Wednesday, January 18, 2006


Something in this country is slowly fading into oblivion.


Now if hearing that makes your head spin and you suddenly feel very old, you're not alone. I suddenly felt like I was living in another era entirely, when people still rode bicycles with gigantic front wheels and waxed their moustaches.

Here's an excerpt from the story:
Today, written communication is increasingly being replaced by computer messages. And, while adding computer proficiency requirements, school districts across Texas and the nation are de-emphasizing cursive writing in elementary school training.

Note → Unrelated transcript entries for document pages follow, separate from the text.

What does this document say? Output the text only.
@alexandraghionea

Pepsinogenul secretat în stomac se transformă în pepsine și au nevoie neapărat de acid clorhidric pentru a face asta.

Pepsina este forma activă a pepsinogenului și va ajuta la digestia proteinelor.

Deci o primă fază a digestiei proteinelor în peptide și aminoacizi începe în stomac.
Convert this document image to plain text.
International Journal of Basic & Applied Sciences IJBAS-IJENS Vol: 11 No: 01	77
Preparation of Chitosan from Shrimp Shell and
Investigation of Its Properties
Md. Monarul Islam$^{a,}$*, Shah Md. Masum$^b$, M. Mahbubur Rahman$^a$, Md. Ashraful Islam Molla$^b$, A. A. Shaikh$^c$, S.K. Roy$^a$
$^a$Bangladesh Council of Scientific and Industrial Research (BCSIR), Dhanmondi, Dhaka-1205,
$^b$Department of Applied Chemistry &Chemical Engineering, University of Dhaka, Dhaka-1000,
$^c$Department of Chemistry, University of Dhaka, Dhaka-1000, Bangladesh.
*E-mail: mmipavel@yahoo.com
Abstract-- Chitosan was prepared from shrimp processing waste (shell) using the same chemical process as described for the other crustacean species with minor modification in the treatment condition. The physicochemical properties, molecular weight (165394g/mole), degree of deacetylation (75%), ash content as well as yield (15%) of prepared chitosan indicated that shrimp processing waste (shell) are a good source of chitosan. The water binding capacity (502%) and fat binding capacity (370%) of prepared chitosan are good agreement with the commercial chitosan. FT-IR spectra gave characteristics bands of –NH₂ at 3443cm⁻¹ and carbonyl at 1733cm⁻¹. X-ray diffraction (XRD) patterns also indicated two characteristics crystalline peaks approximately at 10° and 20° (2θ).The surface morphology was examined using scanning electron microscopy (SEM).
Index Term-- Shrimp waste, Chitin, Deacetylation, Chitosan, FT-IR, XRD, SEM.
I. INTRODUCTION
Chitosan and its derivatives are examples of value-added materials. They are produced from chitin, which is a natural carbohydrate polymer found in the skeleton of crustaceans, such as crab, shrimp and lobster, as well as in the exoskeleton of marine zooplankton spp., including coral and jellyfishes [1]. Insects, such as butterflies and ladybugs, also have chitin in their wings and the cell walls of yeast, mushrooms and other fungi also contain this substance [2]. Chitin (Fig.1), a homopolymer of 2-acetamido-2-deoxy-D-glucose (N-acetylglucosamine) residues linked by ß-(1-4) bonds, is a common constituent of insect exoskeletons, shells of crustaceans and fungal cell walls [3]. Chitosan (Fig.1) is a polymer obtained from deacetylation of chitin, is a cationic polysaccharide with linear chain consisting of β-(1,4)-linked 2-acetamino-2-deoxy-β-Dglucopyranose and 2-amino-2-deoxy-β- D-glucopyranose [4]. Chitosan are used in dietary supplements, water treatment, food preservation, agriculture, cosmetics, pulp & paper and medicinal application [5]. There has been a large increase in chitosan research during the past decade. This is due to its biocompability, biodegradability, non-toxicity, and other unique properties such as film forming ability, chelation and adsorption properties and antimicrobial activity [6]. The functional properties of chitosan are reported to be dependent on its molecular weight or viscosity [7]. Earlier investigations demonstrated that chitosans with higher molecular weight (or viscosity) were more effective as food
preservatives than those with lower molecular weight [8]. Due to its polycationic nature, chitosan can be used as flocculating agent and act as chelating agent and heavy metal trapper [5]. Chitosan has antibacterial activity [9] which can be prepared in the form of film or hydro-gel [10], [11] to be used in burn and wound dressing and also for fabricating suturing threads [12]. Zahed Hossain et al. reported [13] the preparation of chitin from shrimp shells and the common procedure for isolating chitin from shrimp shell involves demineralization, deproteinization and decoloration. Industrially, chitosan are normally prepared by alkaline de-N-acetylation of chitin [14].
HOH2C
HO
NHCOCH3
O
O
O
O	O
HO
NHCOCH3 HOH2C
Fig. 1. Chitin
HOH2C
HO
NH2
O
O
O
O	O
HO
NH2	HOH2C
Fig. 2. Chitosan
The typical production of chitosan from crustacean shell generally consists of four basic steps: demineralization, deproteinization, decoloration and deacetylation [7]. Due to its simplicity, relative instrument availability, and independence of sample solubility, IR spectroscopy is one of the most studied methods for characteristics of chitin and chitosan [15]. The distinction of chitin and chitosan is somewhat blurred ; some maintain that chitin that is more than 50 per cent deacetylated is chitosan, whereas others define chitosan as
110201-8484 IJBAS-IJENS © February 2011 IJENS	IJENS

In higher grades, teachers are seeing less work done in cursive and more in block lettering or on computer printouts...

Traditional penmanship, like calligraphy before it, is fast becoming a lost art.

Irma Webber, a fifth-grade teacher at Kiker Elementary School in Southwest Austin, said only two of her 29 students write in cursive, and few have traditional penmanship skills.

I'm not bemoaning the end of cursive, since I can hardly read my own cursive handwriting anyway, but it's the utter separation from the world that surprises me.

Here's a link to the full article:

By the way, since I hear shrieking kids out in the living room right now, it reminds me of a conversation I had with Gloria yesterday. She said that Eli 4.5 was going to have a play date.

"Where is this play date going to take place?"

"Here," she said.

"Didn't we just have a tractor pull or something here on Monday?" I asked.

"I think what you need is a satellite office," she said.